Op deze manier gebruikt, si wordt vaak gevolgd door mismo of een van zijn vrouwelijke of meervoudige equivalenten.
Si bij gebruik op deze manier moet niet worden verward met sí, het woord voor "ja" of een bijwoord van bevestiging.
- La madre que no se ama a si misma nunca se siente feliz. (De moeder die niet van houdt haarzelf voelt zich nooit gelukkig.)
- Sólo trabajaran para si mismos. (Ze werken alleen voor zich.)
- El egoísta sólo piensa en si mismo. (De egoïst denkt alleen maar aan zichzelf.)
Twee uitzonderingen
Er zijn twee belangrijke uitzonderingen op het bovenstaande gebruik:
De contracties
Bij gebruik met con (meestal vertaald als "met") de formulieren conmigo,contigo, en consigo worden gebruikt in plaats van con mí, con ti, en con sírespectievelijk.

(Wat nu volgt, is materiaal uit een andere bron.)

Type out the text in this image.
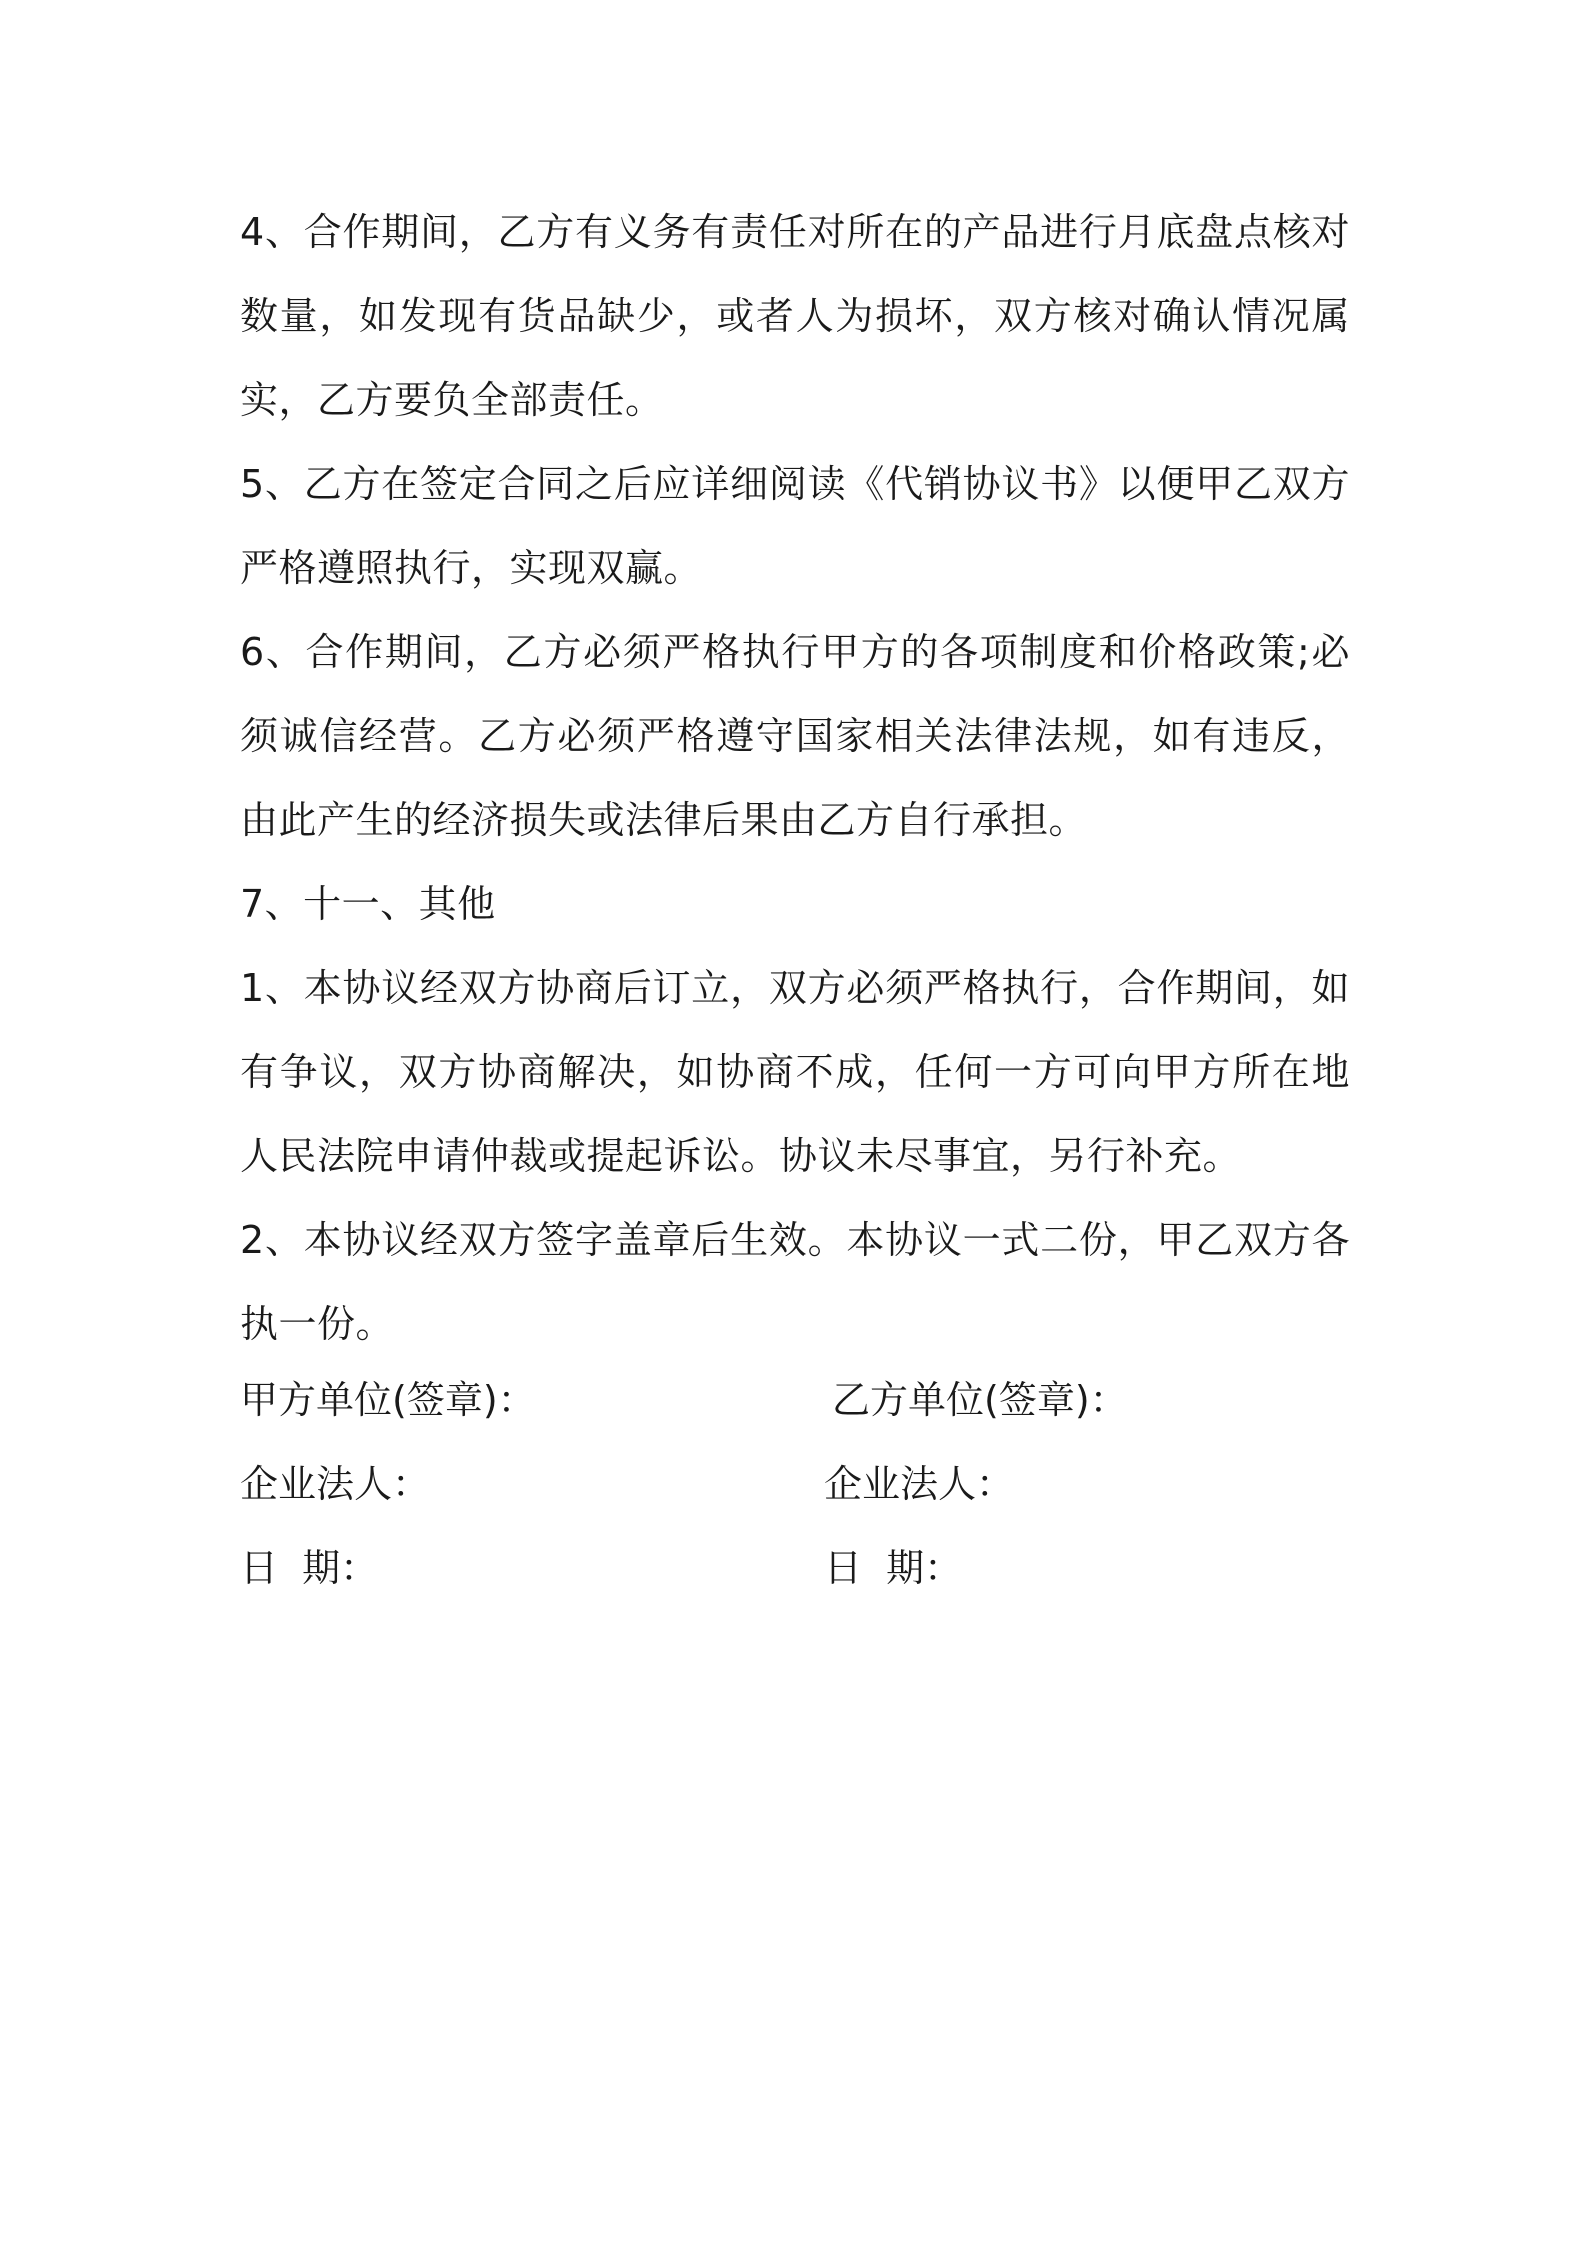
4、合作期间，乙方有义务有责任对所在的产品进行月底盘点核对数量，如发现有货品缺少，或者人为损坏，双方核对确认情况属实，乙方要负全部责任。

5、乙方在签定合同之后应详细阅读《代销协议书》以便甲乙双方严格遵照执行，实现双赢。

6、合作期间，乙方必须严格执行甲方的各项制度和价格政策;必须诚信经营。乙方必须严格遵守国家相关法律法规，如有违反，由此产生的经济损失或法律后果由乙方自行承担。

7、十一、其他

1、本协议经双方协商后订立，双方必须严格执行，合作期间，如有争议，双方协商解决，如协商不成，任何一方可向甲方所在地人民法院申请仲裁或提起诉讼。协议未尽事宜，另行补充。

2、本协议经双方签字盖章后生效。本协议一式二份，甲乙双方各执一份。

甲方单位(签章)：	乙方单位(签章)：
企业法人：	企业法人：
日  期：	日  期：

- Voy contigo. (Ik ga met jou.)
- ¿Vas conmigo? (Ga je met mij?)
- Se llevó su equipaje consigo. (Ze nam haar bagage mee methaar.)
Voorzetsels die onderwerppronomen gebruiken
De volgende zes voorzetsels worden gebruikt met de voornaamwoorden van het onderwerp yo en tú in plaats van mi en tirespectievelijk: entre (meestal vertaald als "tussen" of "tussen"), excepto ("behalve"), inclusief ("inclusief" of "even"), menos ("behalve"), salvo ("behalve"), en Según ("volgens"). Ook, hasta wordt gebruikt met de voornaamwoorden van het onderwerp wanneer het wordt gebruikt met ongeveer dezelfde betekenis als inclusief.
- Es la diferencia entre tú y yo. (Het is het verschil tussen u en me.)
- Muchas personas incluso / hasta yo creen en las hadas. (Veel mensen inclusief me geloof in feeën, of veel mensen zelfs ik, geloof in feeën.)
- Todos excepto / menos / salvo tú creen en las hadas. (Iedereen behalve u gelooft in feeën.)
- Es la verdad según yo. (Het is de waarheid volgens me.)
Belangrijkste leerpunten
- Voorzetsel-voornaamwoorden zijn voornaamwoorden die worden gebruikt bij objecten van voorzetsels.
- De voornaamwoorden van het onderwerp en het voorzetsel zijn identiek, behalve dat mi is de objectvorm van yo, en ti is de objectvorm van tú.
- Verschillende voorzetsels waaronder entre en Según worden in alle gevallen met subject-voornaamwoorden gebruikt.